Re-study on the contribution of scalar potential and spectra of $c\bar c$, $b\bar b$ and $b\bar c(\bar b c)$ families

TL;DR

This paper investigates the impact of scalar potentials on the spectra of heavy quarkonium and $bar c$ families in QCD, highlighting differences from QED and fitting parameters to experimental data.

Contribution

It provides a phenomenological analysis of scalar potential contributions to heavy quarkonium spectra, incorporating both vector and scalar potentials and testing against experimental data.

Findings

Scalar potential effects are significant in QCD but negligible in QED.

Fitted parameters successfully reproduce known spectra of charmonia and bottomonia.

Predictions for $bar c$ states are consistent with existing measurements.

Abstract

We indicated in our previous work that for QED the role of the scalar potential which appears at the loop level is much smaller than that of the vector potential and in fact negligible.

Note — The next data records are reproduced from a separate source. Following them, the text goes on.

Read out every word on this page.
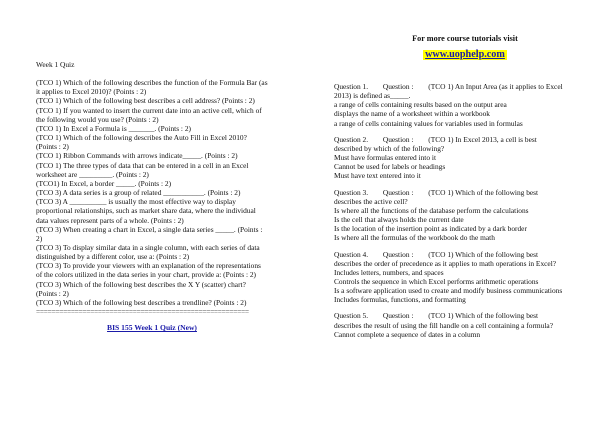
Week 1 Quiz

(TCO 1) Which of the following describes the function of the Formula Bar (as it applies to Excel 2010)? (Points : 2)

(TCO 1) Which of the following best describes a cell address? (Points : 2)

(TCO 1) If you wanted to insert the current date into an active cell, which of the following would you use? (Points : 2)

(TCO 1) In Excel a Formula is _______. (Points : 2)

(TCO 1) Which of the following describes the Auto Fill in Excel 2010? (Points : 2)

(TCO 1) Ribbon Commands with arrows indicate_____. (Points : 2)

(TCO 1) The three types of data that can be entered in a cell in an Excel worksheet are _________. (Points : 2)

(TCO1) In Excel, a border _____. (Points : 2)

(TCO 3) A data series is a group of related ___________. (Points : 2)

(TCO 3) A __________ is usually the most effective way to display proportional relationships, such as market share data, where the individual data values represent parts of a whole. (Points : 2)

(TCO 3) When creating a chart in Excel, a single data series _____. (Points : 2)

(TCO 3) To display similar data in a single column, with each series of data distinguished by a different color, use a: (Points : 2)

(TCO 3) To provide your viewers with an explanation of the representations of the colors utilized in the data series in your chart, provide a: (Points : 2)

(TCO 3) Which of the following best describes the X Y (scatter) chart? (Points : 2)

(TCO 3) Which of the following best describes a trendline? (Points : 2)

=======================================================

BIS 155 Week 1 Quiz (New)
For more course tutorials visit
www.uophelp.com

Question 1.        Question :        (TCO 1) An Input Area (as it applies to Excel 2013) is defined as_____.

a range of cells containing results based on the output area

displays the name of a worksheet within a workbook

a range of cells containing values for variables used in formulas

Question 2.        Question :        (TCO 1) In Excel 2013, a cell is best described by which of the following?

Must have formulas entered into it

Cannot be used for labels or headings

Must have text entered into it

Question 3.        Question :        (TCO 1) Which of the following best describes the active cell?

Is where all the functions of the database perform the calculations

Is the cell that always holds the current date

Is the location of the insertion point as indicated by a dark border

Is where all the formulas of the workbook do the math

Question 4.        Question :        (TCO 1) Which of the following best describes the order of precedence as it applies to math operations in Excel?

Includes letters, numbers, and spaces

Controls the sequence in which Excel performs arithmetic operations

Is a software application used to create and modify business communications

Includes formulas, functions, and formatting

Question 5.        Question :        (TCO 1) Which of the following best describes the result of using the fill handle on a cell containing a formula?

Cannot complete a sequence of dates in a column
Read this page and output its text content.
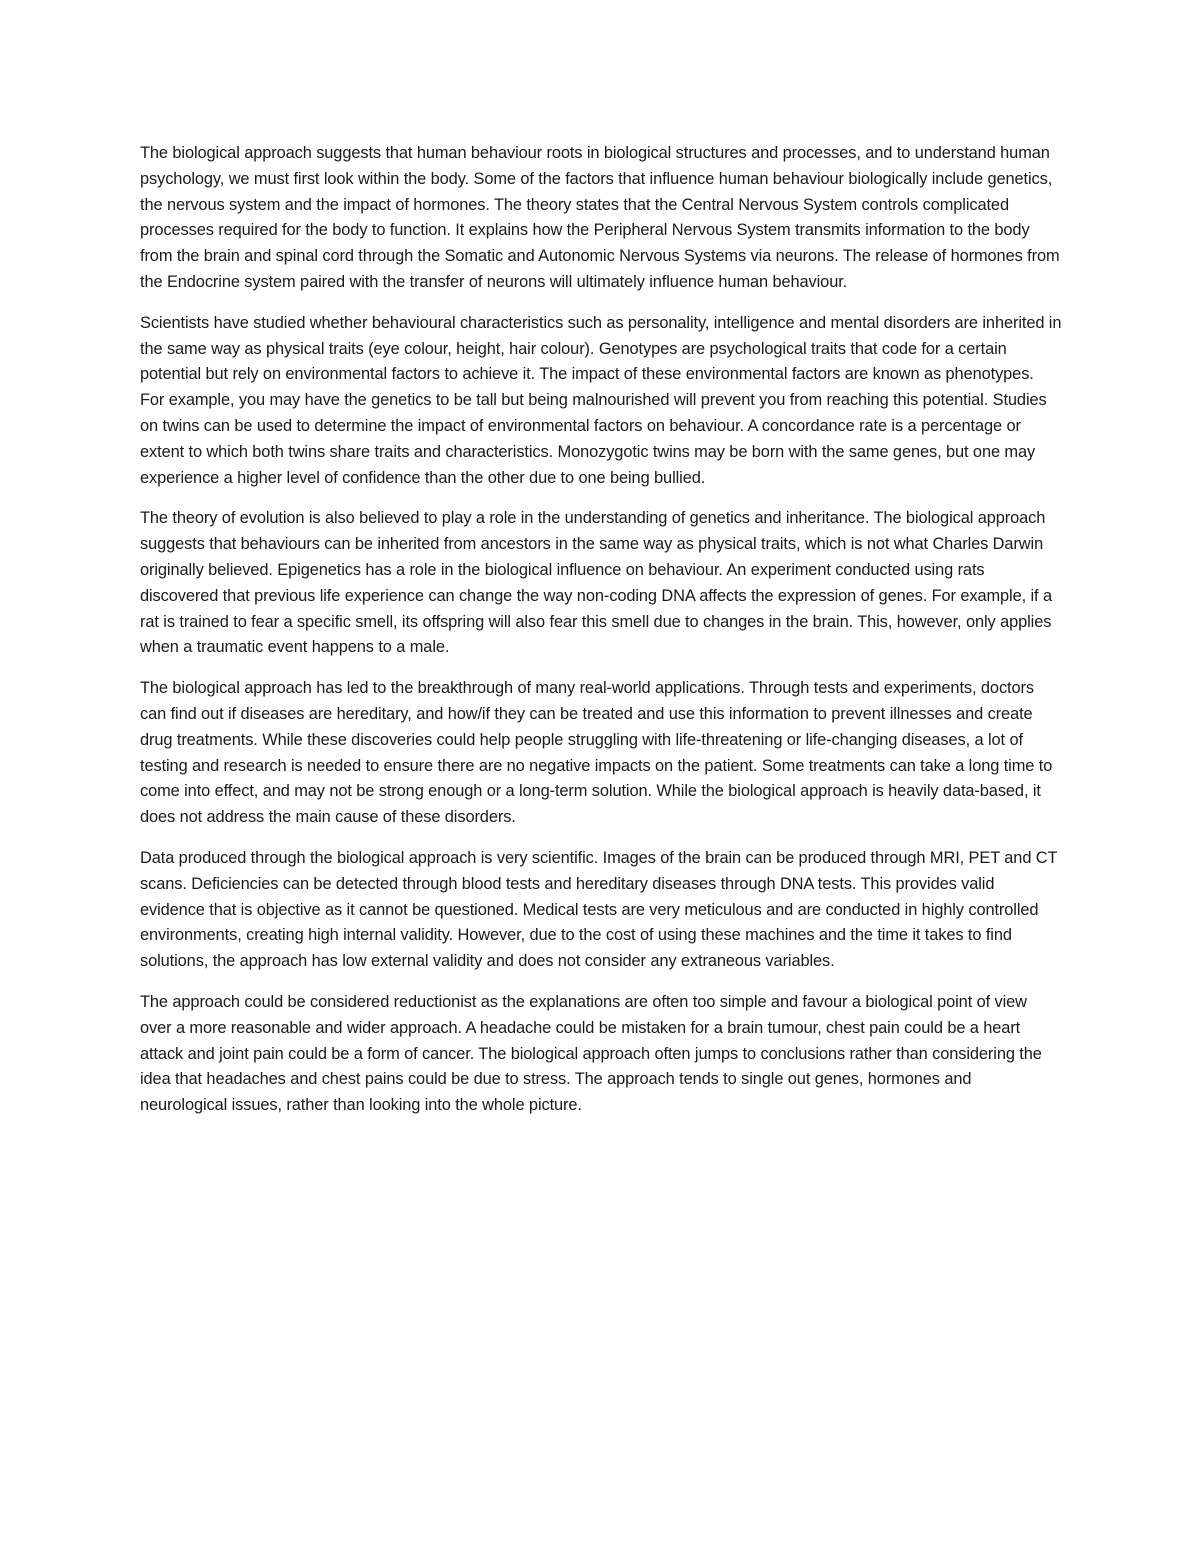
The biological approach suggests that human behaviour roots in biological structures and processes, and to understand human psychology, we must first look within the body. Some of the factors that influence human behaviour biologically include genetics, the nervous system and the impact of hormones. The theory states that the Central Nervous System controls complicated processes required for the body to function. It explains how the Peripheral Nervous System transmits information to the body from the brain and spinal cord through the Somatic and Autonomic Nervous Systems via neurons. The release of hormones from the Endocrine system paired with the transfer of neurons will ultimately influence human behaviour.

Scientists have studied whether behavioural characteristics such as personality, intelligence and mental disorders are inherited in the same way as physical traits (eye colour, height, hair colour). Genotypes are psychological traits that code for a certain potential but rely on environmental factors to achieve it. The impact of these environmental factors are known as phenotypes. For example, you may have the genetics to be tall but being malnourished will prevent you from reaching this potential. Studies on twins can be used to determine the impact of environmental factors on behaviour. A concordance rate is a percentage or extent to which both twins share traits and characteristics. Monozygotic twins may be born with the same genes, but one may experience a higher level of confidence than the other due to one being bullied.

The theory of evolution is also believed to play a role in the understanding of genetics and inheritance. The biological approach suggests that behaviours can be inherited from ancestors in the same way as physical traits, which is not what Charles Darwin originally believed. Epigenetics has a role in the biological influence on behaviour. An experiment conducted using rats discovered that previous life experience can change the way non-coding DNA affects the expression of genes. For example, if a rat is trained to fear a specific smell, its offspring will also fear this smell due to changes in the brain. This, however, only applies when a traumatic event happens to a male.

The biological approach has led to the breakthrough of many real-world applications. Through tests and experiments, doctors can find out if diseases are hereditary, and how/if they can be treated and use this information to prevent illnesses and create drug treatments. While these discoveries could help people struggling with life-threatening or life-changing diseases, a lot of testing and research is needed to ensure there are no negative impacts on the patient. Some treatments can take a long time to come into effect, and may not be strong enough or a long-term solution. While the biological approach is heavily data-based, it does not address the main cause of these disorders.

Data produced through the biological approach is very scientific. Images of the brain can be produced through MRI, PET and CT scans. Deficiencies can be detected through blood tests and hereditary diseases through DNA tests. This provides valid evidence that is objective as it cannot be questioned. Medical tests are very meticulous and are conducted in highly controlled environments, creating high internal validity. However, due to the cost of using these machines and the time it takes to find solutions, the approach has low external validity and does not consider any extraneous variables.

The approach could be considered reductionist as the explanations are often too simple and favour a biological point of view over a more reasonable and wider approach. A headache could be mistaken for a brain tumour, chest pain could be a heart attack and joint pain could be a form of cancer. The biological approach often jumps to conclusions rather than considering the idea that headaches and chest pains could be due to stress. The approach tends to single out genes, hormones and neurological issues, rather than looking into the whole picture.
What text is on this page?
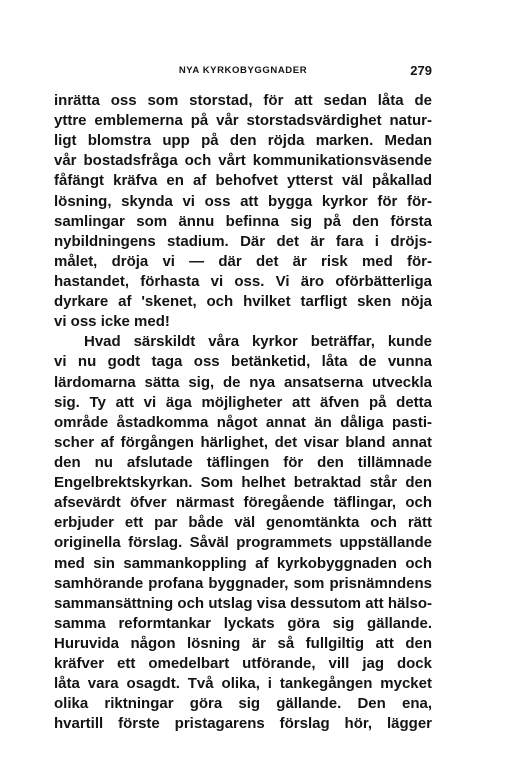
NYA KYRKOBYGGNADER	279
inrätta oss som storstad, för att sedan låta de
yttre emblemerna på vår storstadsvärdighet natur-
ligt blomstra upp på den röjda marken. Medan
vår bostadsfråga och vårt kommunikationsväsende
fåfängt kräfva en af behofvet ytterst väl påkallad
lösning, skynda vi oss att bygga kyrkor för för-
samlingar som ännu befinna sig på den första
nybildningens stadium. Där det är fara i dröjs-
målet, dröja vi — där det är risk med för-
hastandet, förhasta vi oss. Vi äro oförbätterliga
dyrkare af 'skenet, och hvilket tarfligt sken nöja
vi oss icke med!
Hvad särskildt våra kyrkor beträffar, kunde
vi nu godt taga oss betänketid, låta de vunna
lärdomarna sätta sig, de nya ansatserna utveckla
sig. Ty att vi äga möjligheter att äfven på detta
område åstadkomma något annat än dåliga pasti-
scher af förgången härlighet, det visar bland annat
den nu afslutade täflingen för den tillämnade
Engelbrektskyrkan. Som helhet betraktad står den
afsevärdt öfver närmast föregående täflingar, och
erbjuder ett par både väl genomtänkta och rätt
originella förslag. Såväl programmets uppställande
med sin sammankoppling af kyrkobyggnaden och
samhörande profana byggnader, som prisnämndens
sammansättning och utslag visa dessutom att hälso-
samma reformtankar lyckats göra sig gällande.
Huruvida någon lösning är så fullgiltig att den
kräfver ett omedelbart utförande, vill jag dock
låta vara osagdt. Två olika, i tankegången mycket
olika riktningar göra sig gällande. Den ena,
hvartill förste pristagarens förslag hör, lägger
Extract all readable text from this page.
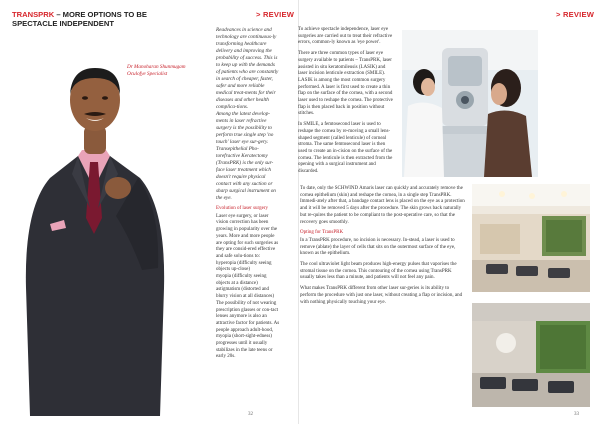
TRANSPRK – MORE OPTIONS TO BE SPECTACLE INDEPENDENT
> REVIEW
Dr Manoharan Shunmugam
Oculofye Specialist

Readvances in science and technology are continuous-ly transforming healthcare delivery and improving the probability of success. This is to keep up with the demands of patients who are constantly in search of cheaper, faster, safer and more reliable medical treat-ments for their diseases and other health complica-tions.

Among the latest develop-ments in laser refractive surgery is the possibility to perform true single step 'no touch' laser eye sur-gery. Transepithelial Pho-torefractive Keratectomy (TransPRK) is the only sur-face laser treatment which doesn't require physical contact with any suction or sharp surgical instrument on the eye.

Evolution of laser surgery

Laser eye surgery, or laser vision correction has been growing in popularity over the years. More and more people are opting for such surgeries as they are consid-ered effective and safe solu-tions to:

hyperopia (difficulty seeing objects up-close)

myopia (difficulty seeing objects at a distance)

astigmatism (distorted and blurry vision at all distances)

The possibility of not wearing prescription glasses or con-tact lenses anymore is also an attractive factor for patients. As people approach adult-hood, myopia (short-sight-edness) progresses until it usually stabilizes in the late teens or early 20s.

32
> REVIEW
33

To achieve spectacle independence, laser eye surgeries are carried out to treat their refractive errors, common-ly known as 'eye power'.

There are three common types of laser eye surgery available to patients – TransPRK, laser assisted in situ keratomileusis (LASIK) and laser incision lenticule extraction (SMILE). LASIK is among the most common surgery performed. A laser is first used to create a thin flap on the surface of the cornea, with a second laser used to reshape the cornea. The protective flap is then placed back in position without stitches.

In SMILE, a femtosecond laser is used to reshape the cornea by re-moving a small lens-shaped segment (called lenticule) of corneal stroma. The same femtosecond laser is then used to create an in-cision on the surface of the cornea. The lenticule is then extracted from the opening with a surgical instrument and discarded.

To date, only the SCHWIND Amaris laser can quickly and accurately remove the cornea epithelium (skin) and reshape the cornea, in a single step TransPRK. Immedi-ately after that, a bandage contact lens is placed on the eye as a protection and it will be removed 5 days after the procedure. The skin grows back naturally but re-quires the patient to be compliant to the post-operative care, so that the recovery goes smoothly.

Opting for TransPRK

In a TransPRK procedure, no incision is necessary. In-stead, a laser is used to remove (ablate) the layer of cells that sits on the outermost surface of the eye, known as the epithelium.

The cool ultraviolet light beam produces high-energy pulses that vaporises the stromal tissue on the cornea. This contouring of the cornea using TransPRK usually takes less than a minute, and patients will not feel any pain.

What makes TransPRK different from other laser sur-geries is its ability to perform the procedure with just one laser, without creating a flap or incision, and with nothing physically touching your eye.
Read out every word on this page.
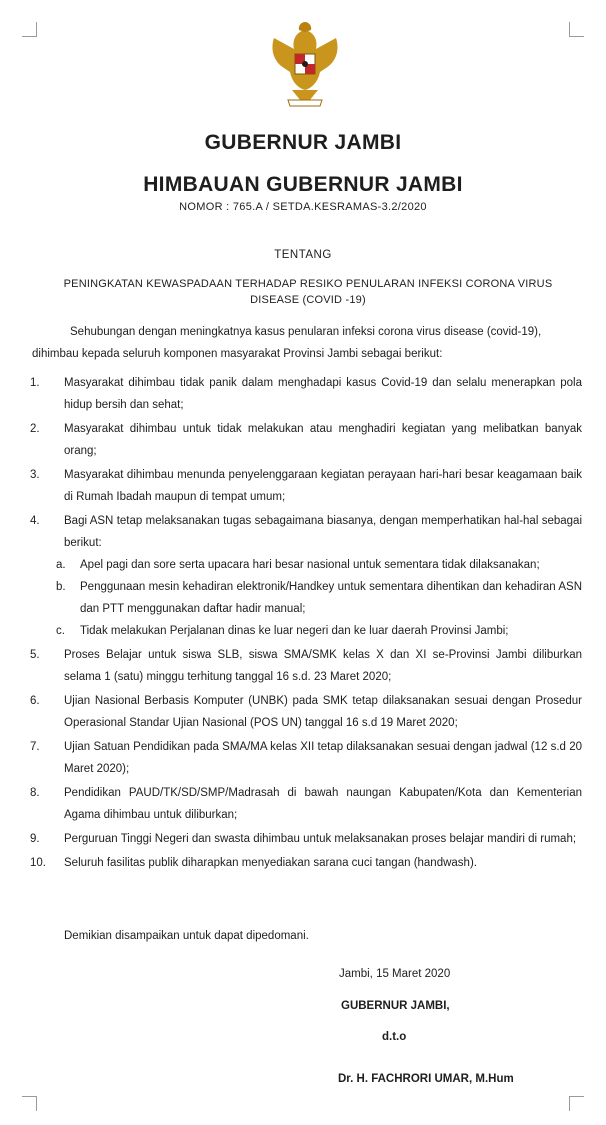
GUBERNUR JAMBI
HIMBAUAN GUBERNUR JAMBI
NOMOR : 765.A / SETDA.KESRAMAS-3.2/2020
TENTANG
PENINGKATAN KEWASPADAAN TERHADAP RESIKO PENULARAN INFEKSI CORONA VIRUS DISEASE (COVID -19)
Sehubungan dengan meningkatnya kasus penularan infeksi corona virus disease (covid-19),
dihimbau kepada seluruh komponen masyarakat Provinsi Jambi sebagai berikut:
1. Masyarakat dihimbau tidak panik dalam menghadapi kasus Covid-19 dan selalu menerapkan pola hidup bersih dan sehat;
2. Masyarakat dihimbau untuk tidak melakukan atau menghadiri kegiatan yang melibatkan banyak orang;
3. Masyarakat dihimbau menunda penyelenggaraan kegiatan perayaan hari-hari besar keagamaan baik di Rumah Ibadah maupun di tempat umum;
4. Bagi ASN tetap melaksanakan tugas sebagaimana biasanya, dengan memperhatikan hal-hal sebagai berikut:
a. Apel pagi dan sore serta upacara hari besar nasional untuk sementara tidak dilaksanakan;
b. Penggunaan mesin kehadiran elektronik/Handkey untuk sementara dihentikan dan kehadiran ASN dan PTT menggunakan daftar hadir manual;
c. Tidak melakukan Perjalanan dinas ke luar negeri dan ke luar daerah Provinsi Jambi;
5. Proses Belajar untuk siswa SLB, siswa SMA/SMK kelas X dan XI se-Provinsi Jambi diliburkan selama 1 (satu) minggu terhitung tanggal 16 s.d. 23 Maret 2020;
6. Ujian Nasional Berbasis Komputer (UNBK) pada SMK tetap dilaksanakan sesuai dengan Prosedur Operasional Standar Ujian Nasional (POS UN) tanggal 16 s.d 19 Maret 2020;
7. Ujian Satuan Pendidikan pada SMA/MA kelas XII tetap dilaksanakan sesuai dengan jadwal (12 s.d 20 Maret 2020);
8. Pendidikan PAUD/TK/SD/SMP/Madrasah di bawah naungan Kabupaten/Kota dan Kementerian Agama dihimbau untuk diliburkan;
9. Perguruan Tinggi Negeri dan swasta dihimbau untuk melaksanakan proses belajar mandiri di rumah;
10. Seluruh fasilitas publik diharapkan menyediakan sarana cuci tangan (handwash).
Demikian disampaikan untuk dapat dipedomani.
Jambi, 15 Maret 2020
GUBERNUR JAMBI,
d.t.o
Dr. H. FACHRORI UMAR, M.Hum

But the situation is different for QCD, one reason is that the loop effects are more significant because $\alpha_s$ is much larger than $\alpha$, and secondly the non-perturbative QCD effects may induce a sizable scalar potential. In this work, we phenomenologically study the contribution of the scalar potential to the spectra of charmonia, bottomonia and $b\bar c(\bar b c)$ family. Taking into account both vector and scalar potentials, by fitting the well measured charmonia and bottomonia spectra, we re-fix the relevant parameters and test them by calculating other states of not only the charmonia, bottomonia, but also further the $b\bar c$ family. We also consider the Lamb shift of the spectra.